It's valid to discount the Mini because when you buy a Mini you are paying for several very significant features that are lacking from a typical desktop. If you want to make a fair comparison to the Mini, look at home-theater PCs that will be similarly small and quiet.
The mini, by virtue of using low-power laptop chips and other techniques to reduce its size and power consumption, will always have a higher cost than a budget tower with equivalent clock speeds but a 250W power supply built by the lowest bidder, loud fans, and other commodity parts.
If all you are looking for is a cheap tower machine built from commodity parts, any of Apple's offerings will require you to pay a significant amount for features that you don't want, because the Apple machine isn't meant to be a generic box or to compete with generic boxes. The Mac mini, iMac, and Mac Pro all target niches that are different from the low-budget, ultra-low-margin desktop market.

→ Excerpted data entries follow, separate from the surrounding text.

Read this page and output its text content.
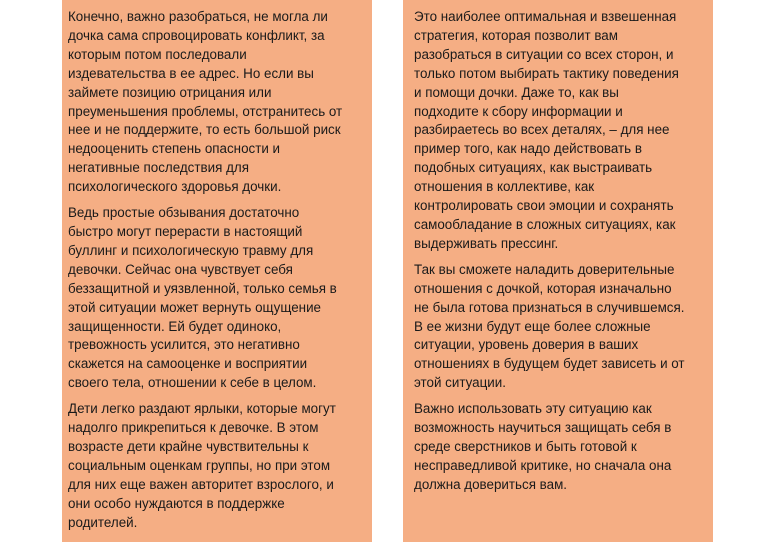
Конечно, важно разобраться, не могла ли
дочка сама спровоцировать конфликт, за
которым потом последовали
издевательства в ее адрес. Но если вы
займете позицию отрицания или
преуменьшения проблемы, отстранитесь от
нее и не поддержите, то есть большой риск
недооценить степень опасности и
негативные последствия для
психологического здоровья дочки.

Ведь простые обзывания достаточно
быстро могут перерасти в настоящий
буллинг и психологическую травму для
девочки. Сейчас она чувствует себя
беззащитной и уязвленной, только семья в
этой ситуации может вернуть ощущение
защищенности. Ей будет одиноко,
тревожность усилится, это негативно
скажется на самооценке и восприятии
своего тела, отношении к себе в целом.

Дети легко раздают ярлыки, которые могут
надолго прикрепиться к девочке. В этом
возрасте дети крайне чувствительны к
социальным оценкам группы, но при этом
для них еще важен авторитет взрослого, и
они особо нуждаются в поддержке
родителей.

Это наиболее оптимальная и взвешенная
стратегия, которая позволит вам
разобраться в ситуации со всех сторон, и
только потом выбирать тактику поведения
и помощи дочки. Даже то, как вы
подходите к сбору информации и
разбираетесь во всех деталях, – для нее
пример того, как надо действовать в
подобных ситуациях, как выстраивать
отношения в коллективе, как
контролировать свои эмоции и сохранять
самообладание в сложных ситуациях, как
выдерживать прессинг.

Так вы сможете наладить доверительные
отношения с дочкой, которая изначально
не была готова признаться в случившемся.
В ее жизни будут еще более сложные
ситуации, уровень доверия в ваших
отношениях в будущем будет зависеть и от
этой ситуации.

Важно использовать эту ситуацию как
возможность научиться защищать себя в
среде сверстников и быть готовой к
несправедливой критике, но сначала она
должна довериться вам.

It's really no different from saying that the MacBook Pro is an overpriced desktop - of course it is, because it is more than just a desktop. Apple doesn't make ordinary desktops, much to the consternation of almost every hacker who wants an ordinary desktop (but not a workstation) with a good unix-like OS. If Apple did make a generic ATX form-factor box, nobody would take exception to the idea that the Mini, iMac, and Mac Pro are in different categories.